Radikal devrimci Kemalizm’den mülayim evrimci Kemalizm’e geçiş nasıl yaşanmıştı, bir hatırlayalım isterseniz: “Genç Subaylar Tedirgin” ve “Tehlikenin Fakında mısınız?” kampanyalarıyla start verilen, Cumhuriyet ve Bayrak mitingleriyle hızlandırılan o meşhur ve meşum Balyoz indirme planları suya düşünce İslami değer ve sembollere saygı, insan hakları mücadelesine sevgi, eğitim-öğretimde özgürlük kaşifleri olarak ortaya çıktı devlet sınıfları. Ancak bu keşifler özellikle de 15 Temmuz sonrasında çift taraflı işledi. Kemalist sınıflar vesayet imkânlarını elden kaçırdıkları oranda kademe kademe İslami ve muhafazakâr değerlerle mücadelesini seyreltip yumuşatma (ve bir süreliğine erteleme) yoluna girdiler. Diğer taraftan muhafazakâr siyaset ve kitleler de iktidar imkânlarını korumak ve kaybetmemek için Mustafa Kemal ve Kemalizmi kendi ideolojik ve tarihsel gerçekliğinden koparıp ezan ve iffet başta olmak üzere bütün İslami değer ve sembollerin muhafızı gibi tanımlamaya girişti. Öyle ki muhafazakâr siyaset kadroları kendi kültürel kodlarını da inkâr edip devlet, yargı, bürokrasi, sermaye gibi en netameli alanlarda dahi Kemalist referans ve refleksleri içselleştirme yolunda hızla ilerlemeye başladı.

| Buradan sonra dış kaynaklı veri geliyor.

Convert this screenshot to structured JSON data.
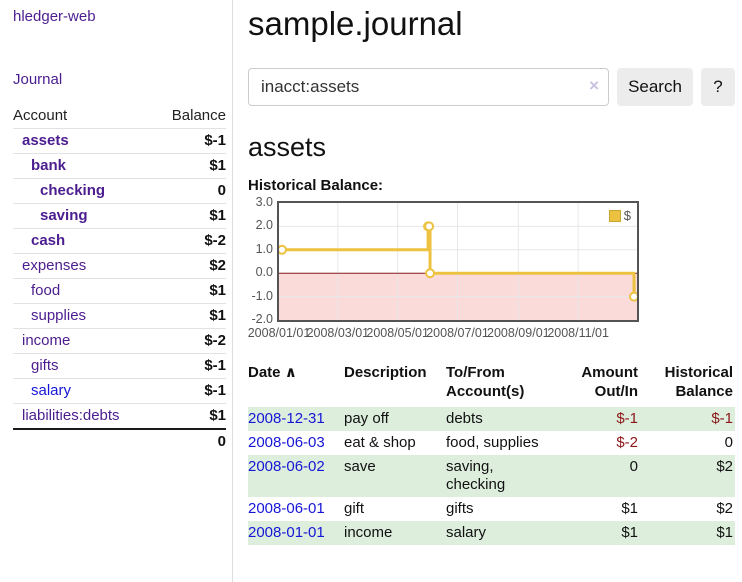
{
  "app": {
    "brand": "hledger-web",
    "nav": {
      "journal": "Journal"
    }
  },
  "sidebar": {
    "account_header": "Account",
    "balance_header": "Balance",
    "accounts": [
      {
        "name": "assets",
        "depth": 1,
        "bold": true,
        "blue": false,
        "balance": "$-1",
        "tone": "neg-strong"
      },
      {
        "name": "bank",
        "depth": 2,
        "bold": true,
        "blue": false,
        "balance": "$1",
        "tone": ""
      },
      {
        "name": "checking",
        "depth": 3,
        "bold": true,
        "blue": false,
        "balance": "0",
        "tone": ""
      },
      {
        "name": "saving",
        "depth": 3,
        "bold": true,
        "blue": false,
        "balance": "$1",
        "tone": ""
      },
      {
        "name": "cash",
        "depth": 2,
        "bold": true,
        "blue": false,
        "balance": "$-2",
        "tone": "neg-strong"
      },
      {
        "name": "expenses",
        "depth": 1,
        "bold": false,
        "blue": false,
        "balance": "$2",
        "tone": ""
      },
      {
        "name": "food",
        "depth": 2,
        "bold": false,
        "blue": false,
        "balance": "$1",
        "tone": ""
      },
      {
        "name": "supplies",
        "depth": 2,
        "bold": false,
        "blue": false,
        "balance": "$1",
        "tone": ""
      },
      {
        "name": "income",
        "depth": 1,
        "bold": false,
        "blue": false,
        "balance": "$-2",
        "tone": "neg-soft"
      },
      {
        "name": "gifts",
        "depth": 2,
        "bold": false,
        "blue": false,
        "balance": "$-1",
        "tone": "neg-soft"
      },
      {
        "name": "salary",
        "depth": 2,
        "bold": false,
        "blue": true,
        "balance": "$-1",
        "tone": "neg-soft"
      },
      {
        "name": "liabilities:debts",
        "depth": 1,
        "bold": false,
        "blue": false,
        "balance": "$1",
        "tone": ""
      }
    ],
    "total": "0"
  },
  "main": {
    "title": "sample.journal",
    "search": {
      "value": "inacct:assets",
      "clear": "×",
      "search_button": "Search",
      "help_button": "?"
    },
    "heading": "assets",
    "chart_title": "Historical Balance:"
  },
  "chart_data": {
    "type": "line",
    "step": true,
    "title": "Historical Balance",
    "x_start": "2008-01-01",
    "x_end": "2008-12-31",
    "ylim": [
      -2,
      3
    ],
    "series": [
      {
        "name": "$",
        "color": "#edc240",
        "points": [
          [
            "2008-01-01",
            1
          ],
          [
            "2008-06-01",
            2
          ],
          [
            "2008-06-02",
            2
          ],
          [
            "2008-06-03",
            0
          ],
          [
            "2008-12-31",
            -1
          ]
        ]
      }
    ],
    "x_tick_labels": [
      "2008/01/01",
      "2008/03/01",
      "2008/05/01",
      "2008/07/01",
      "2008/09/01",
      "2008/11/01"
    ],
    "y_tick_labels": [
      "3.0",
      "2.0",
      "1.0",
      "0.0",
      "-1.0",
      "-2.0"
    ],
    "legend": {
      "label": "$",
      "position": "top-right"
    },
    "grid": true,
    "negative_fill": "#fbdada",
    "zero_line": "#8b1a1a",
    "grid_color": "#e7e7e7"
  },
  "register": {
    "headers": {
      "date": "Date",
      "sort_icon": "∧",
      "description": "Description",
      "accounts": "To/From Account(s)",
      "amount": "Amount Out/In",
      "balance": "Historical Balance"
    },
    "rows": [
      {
        "date": "2008-12-31",
        "description": "pay off",
        "accounts": "debts",
        "amount": "$-1",
        "amount_negative": true,
        "balance": "$-1",
        "balance_negative": true
      },
      {
        "date": "2008-06-03",
        "description": "eat & shop",
        "accounts": "food, supplies",
        "amount": "$-2",
        "amount_negative": true,
        "balance": "0",
        "balance_negative": false
      },
      {
        "date": "2008-06-02",
        "description": "save",
        "accounts": "saving, checking",
        "amount": "0",
        "amount_negative": false,
        "balance": "$2",
        "balance_negative": false
      },
      {
        "date": "2008-06-01",
        "description": "gift",
        "accounts": "gifts",
        "amount": "$1",
        "amount_negative": false,
        "balance": "$2",
        "balance_negative": false
      },
      {
        "date": "2008-01-01",
        "description": "income",
        "accounts": "salary",
        "amount": "$1",
        "amount_negative": false,
        "balance": "$1",
        "balance_negative": false
      }
    ]
  }
}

Muhafazakâr cenah konforlu bir hayat standardı yakalayıp sınıf atladığına inanmaya başladığı vakitlerden bu yana siyaset, devlet, toplum, akademi, sivil toplumuyla neyi hatırlayacağını da neyi unutacağını da Ulu Önder ve Resmi İdeoloji perspektifinden belirler oldu. Tarihsel ve toplumsal gelişmeleri laikleştirip ulusal kimliğe bağlama trendi süratle yükselişe geçti. Toplumsal ve siyasal hayatın şeref ve özgürlüğe kavuşmasını doğrudan ve sadece Mustafa Kemal ve Kemalist devlet geleneğine bağlayarak hem beka kaygısının giderileceği hem de model ülke cazibesinin perçinleneceği öngörülür oldu. Böylelikle ulusalcı perspektifle iyice benzeşen, iktidarsız yaşanamayacağına ikna olmuş muhafazakâr siyasal kimlik de artık tarihi hakikatleri ortaya çıkarma, ana hatla-sapma arasındaki mücadele üzerine görüş belirtme, hukuk devleti söylemiyle çelişen teamüllerle mücadele etme yönündeki tüm gayretleri “bozgunculuk” şeklinde yaftalamayı eşsiz bir marifet belledi.

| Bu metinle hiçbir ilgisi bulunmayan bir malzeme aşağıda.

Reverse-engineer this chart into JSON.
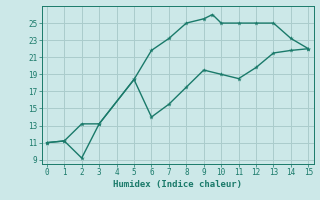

Acı ama muhafazakâr siyaset, medya ve sivil toplum resmi ideoloji, semboller ve söylemlerin hakikati nasıl tahrif ettiğini tartışmaktan, zulüm ve ifsad politikalarının bizzat devlet eliyle nasıl tahkim edildiğini konuşmaktan imtina ettikçe duygu, düşünce ve davranış modelleri itibariyle iyice Kemalizme yanaştı. Öyle ki; yirmi yıla yaklaşan iktidar sürecinde muhafazakâr çevreler seküler-ulus devletin asli sahibimmişçesine havalara girdi, muhalifi ve mağduru olduğu Kemalist teamüllere meşruiyet ve zaruret atfederek geleceği teminat altına alabileceği üzerine güya şaşmayacak hesaplar yapar oldu. Siyaset, bürokrasi ve sermayeden aldığı paylar büyüdükçe muhafazakâr-dindar kimlik belli sembollere bağlılıkla kayıtlayıp rahatlattı kendini ama seküler-ulusalcı hayat tarzı en çirkin halleriyle asli istikameti belirler oldu. 

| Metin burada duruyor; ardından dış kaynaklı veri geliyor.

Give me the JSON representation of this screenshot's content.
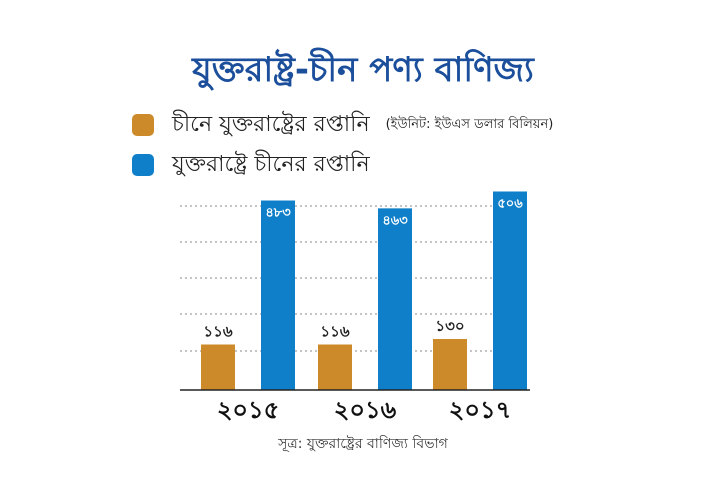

Yanlışın, kötünün, çirkinin, suçun, günahın küçüğü, önemsizi olmuyor. Şimdilik günaha, suça, yanlışa cevaz verenler daha büyük günahlara ve günahların kitleselleşmesine davetiye çıkarıyorlar sadece. Hukukun esas alınmasından, adaletin tahkim edilmesinden, merhamet duygularının hâkim kılınmasından hiç ama hiç kimse zarar görmez oysa. Kemalist ideoloji ve teamülleri bizzat sahiplerine hayır, huzur, refah ve güven getirmedi ki muhafazakâr siyaset ve kitleler oradan bir meşruiyet ve kudret devşirmeye yelteniyorlar. Tarih değil Sünnetullah kitlelerin yanlışta inadını affetmez ve önceki toplumlar için geçerli olan kanununu devreye sokmakta asla tereddüt etmez.